Shell has submitted new plans to develop a huge gas field in the North Sea, six months after they were rejected by environmental regulators, in an attempt to help Britain become less dependent on foreign suppliers. 

The FTSE 100 company said it wanted the Jackdaw field, about 250km east of Aberdeen, to start operating by 2025. 

It argued it would make “a significant contribution to UK energy security” and could be developed with relatively low carbon emissions.

The submission comes as the Government encourages UK producers to increase output to reduce reliance on Russian oil and gas.

Boris Johnson will also meet on Monday with executives from companies involved with nuclear power, including Rolls-Royce, EDF and Westinghouse, about ways to boost Britain’s energy independence, Sky News reported.

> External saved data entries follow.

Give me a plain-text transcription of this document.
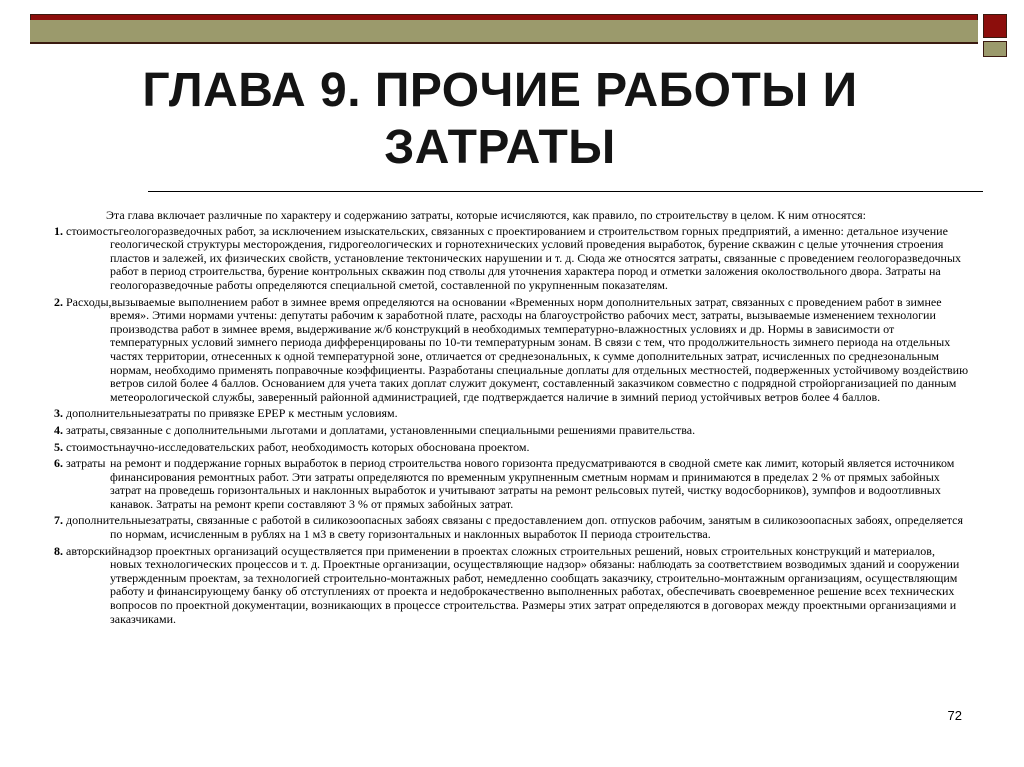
ГЛАВА 9. ПРОЧИЕ РАБОТЫ И ЗАТРАТЫ
Эта глава включает различные по характеру и содержанию затраты, которые исчисляются, как правило, по строительству в целом. К ним относятся:
1. стоимость геологоразведочных работ, за исключением изыскательских, связанных с проектированием и строительством горных предприятий, а именно: детальное изучение геологической структуры месторождения, гидрогеологических и горнотехнических условий проведения выработок, бурение скважин с целые уточнения строения пластов и залежей, их физических свойств, установление тектонических нарушении и т. д. Сюда же относятся затраты, связанные с проведением геологоразведочных работ в период строительства, бурение контрольных скважин под стволы для уточнения характера пород и отметки заложения околоствольного двора. Затраты на геологоразведочные работы определяются специальной сметой, составленной по укрупненным показателям.
2. Расходы, вызываемые выполнением работ в зимнее время определяются на основании «Временных норм дополнительных затрат, связанных с проведением работ в зимнее время». Этими нормами учтены: депутаты рабочим к заработной плате, расходы на благоустройство рабочих мест, затраты, вызываемые изменением технологии производства работ в зимнее время, выдерживание ж/б конструкций в необходимых температурно-влажностных условиях и др. Нормы в зависимости от температурных условий зимнего периода дифференцированы по 10-ти температурным зонам. В связи с тем, что продолжительность зимнего периода на отдельных частях территории, отнесенных к одной температурной зоне, отличается от среднезональных, к сумме дополнительных затрат, исчисленных по среднезональным нормам, необходимо применять поправочные коэффициенты. Разработаны специальные доплаты для отдельных местностей, подверженных устойчивому воздействию ветров силой более 4 баллов. Основанием для учета таких доплат служит документ, составленный заказчиком совместно с подрядной стройорганизацией по данным метеорологической службы, заверенный районной администрацией, где подтверждается наличие в зимний период устойчивых ветров более 4 баллов.
3. дополнительные затраты по привязке ЕРЕР к местным условиям.
4. затраты, связанные с дополнительными льготами и доплатами, установленными специальными решениями правительства.
5. стоимость научно-исследовательских работ, необходимость которых обоснована проектом.
6. затраты на ремонт и поддержание горных выработок в период строительства нового горизонта предусматриваются в сводной смете как лимит, который является источником финансирования ремонтных работ. Эти затраты определяются по временным укрупненным сметным нормам и принимаются в пределах 2 % от прямых забойных затрат на проведешь горизонтальных и наклонных выработок и учитывают затраты на ремонт рельсовых путей, чистку водосборников), зумпфов и водоотливных канавок. Затраты на ремонт крепи составляют 3 % от прямых забойных затрат.
7. дополнительные затраты, связанные с работой в силикозоопасных забоях связаны с предоставлением доп. отпусков рабочим, занятым в силикозоопасных забоях, определяется по нормам, исчисленным в рублях на 1 м3 в свету горизонтальных и наклонных выработок II периода строительства.
8. авторский надзор проектных организаций осуществляется при применении в проектах сложных строительных решений, новых строительных конструкций и материалов, новых технологических процессов и т. д. Проектные организации, осуществляющие надзор» обязаны: наблюдать за соответствием возводимых зданий и сооружении утвержденным проектам, за технологией строительно-монтажных работ, немедленно сообщать заказчику, строительно-монтажным организациям, осуществляющим работу и финансирующему банку об отступлениях от проекта и недоброкачественно выполненных работах, обеспечивать своевременное решение всех технических вопросов по проектной документации, возникающих в процессе строительства. Размеры этих затрат определяются в договорах между проектными организациями и заказчиками.
72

Shell said it was “disappointed” last October when regulators knocked back its Jackdaw plans, days before the UK was due to host the Cop26 climate change conference in Glasgow.

About two months later Shell pulled out of the major Cambo proposed development west of Shetland, which had become a flashpoint for anti-fossil fuel campaigners.

The company blamed a weak economic case as well as the “the potential for delays” – widely interpreted as a nod to potential legal and regulatory entanglements.

In its submission about Jackdaw to the Oil and Gas Authority, Shell said: “We have been, and remain, determined to minimise the environmental effects of the Jackdaw development project, including by reducing atmospheric emissions.

“The Jackdaw project will form part of a wider integrated system that makes a significant contribution to UK energy security, and which Shell is working towards repurposing to facilitate significant future greenhouse gas emissions reductions.”